Variant com.adobe.acs.commons.data.Variant is an abstraction of a simple value that can be converted into an other simple type in most cases. This is the heart of the Spreadsheet API, but it is also incredibly useful on its own. The primary goal of a variant is to accept data from any source format and have the interpretation of that value provided at a later point.

A common example is that data from a file might be loaded as a set of strings. Later on, some of that data might require interpretation as numbers. By having a type-neutral representation it is much easier to pass that data as a Variant rather than pre-emptively casting that data to an intermediate type which could lose precision or meaning.
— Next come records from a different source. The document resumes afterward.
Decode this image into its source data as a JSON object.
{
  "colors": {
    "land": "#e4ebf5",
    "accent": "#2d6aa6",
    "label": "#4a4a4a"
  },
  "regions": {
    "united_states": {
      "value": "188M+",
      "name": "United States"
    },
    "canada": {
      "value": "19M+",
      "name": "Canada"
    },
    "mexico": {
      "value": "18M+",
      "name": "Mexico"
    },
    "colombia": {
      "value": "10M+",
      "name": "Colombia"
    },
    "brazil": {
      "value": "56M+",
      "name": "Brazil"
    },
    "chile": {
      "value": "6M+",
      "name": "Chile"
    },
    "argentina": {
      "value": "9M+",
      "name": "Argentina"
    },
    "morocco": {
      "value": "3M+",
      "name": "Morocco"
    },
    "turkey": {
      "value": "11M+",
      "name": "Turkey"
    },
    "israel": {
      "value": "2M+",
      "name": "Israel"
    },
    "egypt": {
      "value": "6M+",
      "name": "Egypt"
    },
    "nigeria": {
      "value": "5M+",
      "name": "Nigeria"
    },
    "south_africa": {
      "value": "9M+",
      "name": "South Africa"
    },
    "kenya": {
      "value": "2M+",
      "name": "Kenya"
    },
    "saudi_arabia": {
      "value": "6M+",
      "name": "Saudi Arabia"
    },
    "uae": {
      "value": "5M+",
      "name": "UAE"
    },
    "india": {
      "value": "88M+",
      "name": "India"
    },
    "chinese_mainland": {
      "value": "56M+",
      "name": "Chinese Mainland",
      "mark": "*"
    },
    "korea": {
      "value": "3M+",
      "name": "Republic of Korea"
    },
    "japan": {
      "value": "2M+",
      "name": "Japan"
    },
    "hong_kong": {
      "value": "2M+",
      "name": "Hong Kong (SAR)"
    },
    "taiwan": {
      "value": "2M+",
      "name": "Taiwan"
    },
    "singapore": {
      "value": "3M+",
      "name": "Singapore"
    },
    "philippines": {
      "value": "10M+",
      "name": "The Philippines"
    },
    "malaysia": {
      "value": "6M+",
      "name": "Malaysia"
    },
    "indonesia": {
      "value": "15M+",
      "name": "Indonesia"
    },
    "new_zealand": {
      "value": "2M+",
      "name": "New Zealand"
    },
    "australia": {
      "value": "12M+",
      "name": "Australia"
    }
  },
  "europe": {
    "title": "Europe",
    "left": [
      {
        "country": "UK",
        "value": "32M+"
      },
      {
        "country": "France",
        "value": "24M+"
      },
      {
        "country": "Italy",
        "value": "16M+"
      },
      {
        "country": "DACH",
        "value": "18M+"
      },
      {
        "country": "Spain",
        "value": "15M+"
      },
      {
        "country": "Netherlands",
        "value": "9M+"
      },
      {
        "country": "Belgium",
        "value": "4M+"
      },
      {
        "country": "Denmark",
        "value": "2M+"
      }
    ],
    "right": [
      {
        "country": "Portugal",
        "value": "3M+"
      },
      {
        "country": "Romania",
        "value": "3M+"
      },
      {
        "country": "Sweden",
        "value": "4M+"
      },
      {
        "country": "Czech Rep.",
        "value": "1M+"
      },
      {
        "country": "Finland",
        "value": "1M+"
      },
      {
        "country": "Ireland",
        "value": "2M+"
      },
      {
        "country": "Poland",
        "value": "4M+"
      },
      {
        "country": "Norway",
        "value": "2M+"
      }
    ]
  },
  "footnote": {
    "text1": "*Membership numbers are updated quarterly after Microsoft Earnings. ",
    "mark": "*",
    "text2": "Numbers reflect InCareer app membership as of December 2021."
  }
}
Variant also has a static convenience method called “convert” which lets you leverage the type conversion logic if you just need to use data conversion without creating Variants.
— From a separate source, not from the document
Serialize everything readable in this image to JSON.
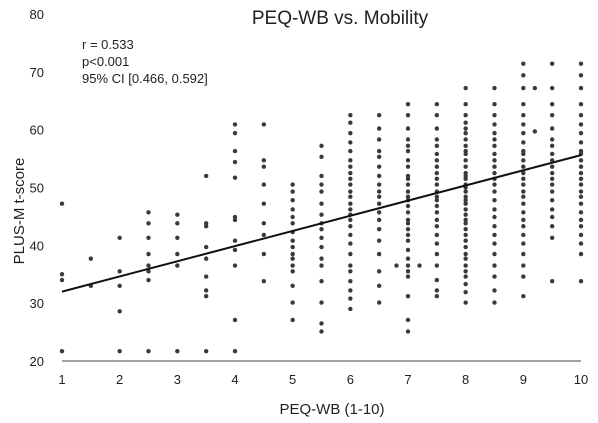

Variants can also represent multiple source variables. For example, if a date and a preferred representation of the date are both known then both values can be set, such that getting a Date will return the already-processed date, but requesting a String value will return the provided representation. This has a lot of other useful implications.

Supported types for variant values include:

  • All java primitives except char (int, byte, short, long, double, float, boolean)
  • Strings
  • Date / Calendar / Instant

There are type conversion methods for basic types, but to simplify cases such as reflection there is also a method called asType where the target type can be provided as well. Note that it is possible to get a null for values that do not convert successfully, so it is imperative that the code check for nulls when getting values out of a Variant.

Date conversion from string is also provided and uses all possible combination of long and short variations from the SimpleDateFormat API in Java. If these patterns are insufficient then you will have to parse source dates and provide the parsed Date to Variant instead of the String.

CompositeVariant

Composite Variant com.adobe.acs.commons.data.CompositeVariant builds upon Variant to add a couple new abstractions. The first is that it can represent one or many variants (hence composite). This is incredibly useful if data is processed in a way where it will not be known right away if a value is supposed to be treated as a single value or later combined with other values in a list. By representing the data in a composite variant structure, additional values can later be appended and the resulting type conversion to array is automatic.

The other useful function of the composite variant is that, combined with Variant’s type conversions, this class provides conversion to the property types understood by the Resource value map data type rules. This makes it much easier to build data import and other similar tools which don’t require a lot of messy type conversion.